Thursday, May 7, 2009

The Mourning Edition: Newspapers in Art Part II








Slide 19
Guest Blogger Sophie Collyer

“In the war, things were in terrible turmoil, out of parsimony, I took what I could because we were now an impoverished country. One can even shout with refuse, and this is what I did.”
–Kurt Schwitters

In the wake of World War I, the attitude towards the newspaper in Germany was not as celebratory as that of the Cubists. Artists of Neue Sachlichkeit and Dada condemned the post-war bourgeois newspaper tycoons’ militarism and apathy towards the victims and veterans of the War. However, they could not escape the ever presence of the newspaper torn up on street corners and hung neatly in cafes—they lived in a verbal environment. Newspapers had a daily life. They were pertinent at one moment, but outdated the next, tossed away and used for purposes from wrapping meat to collage. Otto Dix in Prague Street depicts a broken veteran on the street with a torn piece of newspaper; both are old news, modern refuse. Dada artists like Hannah Höch and Kurt Schwitters used photomontage and collaged poems as a means to mimic the chaos of modern life, thus brining form to content. Newspapers were the perfect media for this anti-art group whose famed member, Duchamp, declared the end of painting. The German Bauhaus addressed the newspaper as well, mainly in the realm of typography. As opposed to typefaces that tried to exemplify an idea or status, they advocated modern sans-serif fonts of ultimate clarity. Works of this type were banned by National Socialists in 1937 and Neo-classical figural works and classical typefaces became the state mandated standard.

Wednesday, May 6, 2009

The Mourning Edition: Part I

Guest Blogger Ksenia Yachmetz

“You are tired at last of this old world…
You read prospectuses catalogues and posters which shout aloud
Here is poetry this morning and for prose there are the newspapers
There are volumes for 25 centimes full of detective stories…
Announcements and billboards shriek like parrots
I love the charm of this industrial street…”
-Guillaume Apollinaire, “Zone”

At the turn of the twentieth century, Pablo Picasso and the French Cubists inaugurated modernity by incorporating newsprint directly into art. From referential representations in oil paintings to actual clippings in collages, the newspaper became a central element in the compositions of avant-garde artists across Europe. The Italian Futurists not only employed newsprint in art but also published their first manifesto in Le Figaro, a daily newspaper in Paris. This is evidence of the medium's rise in both popularity among and exposure to the public. The newspaper also lent itself well to the ambitions of the Russian Constructivists. They used its format, headlines, and photographs as elements in designing magazine layouts, book covers, and socialist propaganda posters.

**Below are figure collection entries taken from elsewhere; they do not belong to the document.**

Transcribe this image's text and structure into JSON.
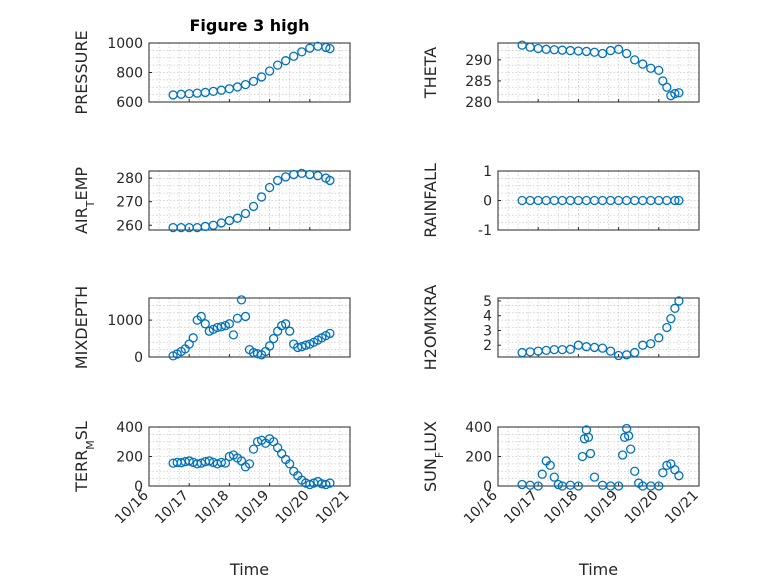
{
  "figure": {
    "title": "Figure 3 high"
  },
  "colors": {
    "marker": "#0072bd",
    "axis": "#262626",
    "grid": "#c8c8c8"
  },
  "x_axis": {
    "range": [
      "10/16",
      "10/21"
    ],
    "ticks": [
      "10/16",
      "10/17",
      "10/18",
      "10/19",
      "10/20",
      "10/21"
    ],
    "tick_positions": [
      16,
      17,
      18,
      19,
      20,
      21
    ],
    "label": "Time"
  },
  "chart_data": [
    {
      "type": "scatter",
      "title": "Figure 3 high",
      "ylabel": "PRESSURE",
      "ylim": [
        600,
        1000
      ],
      "yticks": [
        600,
        800,
        1000
      ],
      "grid": "minor",
      "x": [
        16.6,
        16.8,
        17.0,
        17.2,
        17.4,
        17.6,
        17.8,
        18.0,
        18.2,
        18.4,
        18.6,
        18.8,
        19.0,
        19.2,
        19.4,
        19.6,
        19.8,
        20.0,
        20.2,
        20.4,
        20.5
      ],
      "y": [
        648,
        652,
        656,
        660,
        665,
        672,
        680,
        690,
        702,
        718,
        740,
        770,
        810,
        850,
        880,
        910,
        940,
        965,
        978,
        970,
        962
      ]
    },
    {
      "type": "scatter",
      "ylabel": "THETA",
      "ylim": [
        280,
        294
      ],
      "yticks": [
        280,
        285,
        290
      ],
      "grid": "minor",
      "x": [
        16.6,
        16.8,
        17.0,
        17.2,
        17.4,
        17.6,
        17.8,
        18.0,
        18.2,
        18.4,
        18.6,
        18.8,
        19.0,
        19.2,
        19.4,
        19.6,
        19.8,
        20.0,
        20.1,
        20.2,
        20.3,
        20.4,
        20.5
      ],
      "y": [
        293.5,
        293,
        292.7,
        292.5,
        292.4,
        292.3,
        292.2,
        292.1,
        292,
        291.8,
        291.5,
        292.2,
        292.5,
        291.5,
        290,
        289,
        288,
        287.5,
        285,
        283.5,
        281.5,
        282,
        282.2
      ]
    },
    {
      "type": "scatter",
      "ylabel": "AIR_TEMP",
      "ylim": [
        258,
        283
      ],
      "yticks": [
        260,
        270,
        280
      ],
      "grid": "minor",
      "x": [
        16.6,
        16.8,
        17.0,
        17.2,
        17.4,
        17.6,
        17.8,
        18.0,
        18.2,
        18.4,
        18.6,
        18.8,
        19.0,
        19.2,
        19.4,
        19.6,
        19.8,
        20.0,
        20.2,
        20.4,
        20.5
      ],
      "y": [
        259,
        259,
        259,
        259,
        259.5,
        260,
        261,
        262,
        263,
        265,
        268,
        272,
        276,
        279,
        280.5,
        281.5,
        282,
        281.5,
        281,
        280,
        279
      ]
    },
    {
      "type": "scatter",
      "ylabel": "RAINFALL",
      "ylim": [
        -1,
        1
      ],
      "yticks": [
        -1,
        0,
        1
      ],
      "grid": "minor",
      "x": [
        16.6,
        16.8,
        17.0,
        17.2,
        17.4,
        17.6,
        17.8,
        18.0,
        18.2,
        18.4,
        18.6,
        18.8,
        19.0,
        19.2,
        19.4,
        19.6,
        19.8,
        20.0,
        20.2,
        20.4,
        20.5
      ],
      "y": [
        0,
        0,
        0,
        0,
        0,
        0,
        0,
        0,
        0,
        0,
        0,
        0,
        0,
        0,
        0,
        0,
        0,
        0,
        0,
        0,
        0
      ]
    },
    {
      "type": "scatter",
      "ylabel": "MIXDEPTH",
      "ylim": [
        0,
        1600
      ],
      "yticks": [
        0,
        1000
      ],
      "grid": "minor",
      "x": [
        16.6,
        16.7,
        16.8,
        16.9,
        17.0,
        17.1,
        17.2,
        17.3,
        17.4,
        17.5,
        17.6,
        17.7,
        17.8,
        17.9,
        18.0,
        18.1,
        18.2,
        18.3,
        18.4,
        18.5,
        18.6,
        18.7,
        18.8,
        18.9,
        19.0,
        19.1,
        19.2,
        19.3,
        19.4,
        19.5,
        19.6,
        19.7,
        19.8,
        19.9,
        20.0,
        20.1,
        20.2,
        20.3,
        20.4,
        20.5
      ],
      "y": [
        30,
        80,
        150,
        220,
        350,
        520,
        1000,
        1100,
        900,
        700,
        750,
        800,
        820,
        850,
        900,
        600,
        1050,
        1550,
        1100,
        200,
        120,
        90,
        60,
        150,
        300,
        500,
        700,
        850,
        900,
        700,
        350,
        260,
        280,
        320,
        350,
        400,
        460,
        520,
        580,
        640
      ]
    },
    {
      "type": "scatter",
      "ylabel": "H2OMIXRA",
      "ylim": [
        1.2,
        5.2
      ],
      "yticks": [
        2,
        3,
        4,
        5
      ],
      "grid": "minor",
      "x": [
        16.6,
        16.8,
        17.0,
        17.2,
        17.4,
        17.6,
        17.8,
        18.0,
        18.2,
        18.4,
        18.6,
        18.8,
        19.0,
        19.2,
        19.4,
        19.6,
        19.8,
        20.0,
        20.2,
        20.3,
        20.4,
        20.5
      ],
      "y": [
        1.5,
        1.55,
        1.6,
        1.65,
        1.7,
        1.7,
        1.72,
        2.0,
        1.9,
        1.85,
        1.8,
        1.6,
        1.3,
        1.35,
        1.5,
        2.0,
        2.1,
        2.5,
        3.2,
        3.8,
        4.5,
        5.0
      ]
    },
    {
      "type": "scatter",
      "ylabel": "TERR_MSL",
      "ylim": [
        0,
        400
      ],
      "yticks": [
        0,
        200,
        400
      ],
      "grid": "minor",
      "x": [
        16.6,
        16.7,
        16.8,
        16.9,
        17.0,
        17.1,
        17.2,
        17.3,
        17.4,
        17.5,
        17.6,
        17.7,
        17.8,
        17.9,
        18.0,
        18.1,
        18.2,
        18.3,
        18.4,
        18.5,
        18.6,
        18.7,
        18.8,
        18.9,
        19.0,
        19.1,
        19.2,
        19.3,
        19.4,
        19.5,
        19.6,
        19.7,
        19.8,
        19.9,
        20.0,
        20.1,
        20.2,
        20.3,
        20.4,
        20.5
      ],
      "y": [
        155,
        160,
        158,
        165,
        170,
        160,
        150,
        155,
        165,
        170,
        160,
        150,
        160,
        155,
        200,
        210,
        190,
        170,
        130,
        150,
        250,
        300,
        310,
        290,
        320,
        300,
        260,
        220,
        180,
        150,
        100,
        70,
        40,
        20,
        10,
        20,
        30,
        15,
        10,
        20
      ]
    },
    {
      "type": "scatter",
      "ylabel": "SUN_FLUX",
      "ylim": [
        0,
        400
      ],
      "yticks": [
        0,
        200,
        400
      ],
      "grid": "minor",
      "x": [
        16.6,
        16.8,
        17.0,
        17.1,
        17.2,
        17.3,
        17.4,
        17.5,
        17.6,
        17.8,
        18.0,
        18.1,
        18.15,
        18.2,
        18.25,
        18.3,
        18.4,
        18.6,
        18.8,
        19.0,
        19.1,
        19.15,
        19.2,
        19.25,
        19.3,
        19.4,
        19.5,
        19.6,
        19.8,
        20.0,
        20.1,
        20.2,
        20.3,
        20.4,
        20.5
      ],
      "y": [
        10,
        5,
        0,
        80,
        170,
        140,
        60,
        10,
        0,
        5,
        0,
        200,
        320,
        380,
        330,
        220,
        60,
        5,
        0,
        0,
        210,
        330,
        390,
        340,
        250,
        100,
        20,
        0,
        0,
        0,
        90,
        140,
        150,
        110,
        70
      ]
    }
  ]
}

Each of the examples included in this gallery use newsprint for both its aesthetic and its functional value. As described in Apollinaire's poem, the newspaper was a representation of new city life. No longer isolated in small towns and villages, people poured into cities and embraced a metropolitan lifestyle, which included everything from dance halls to factories. Because the newspaper could easily and clearly transfer messages across time and space, artists used it as tool for cross-cultural communication in an increasingly industrialized and urbanized society.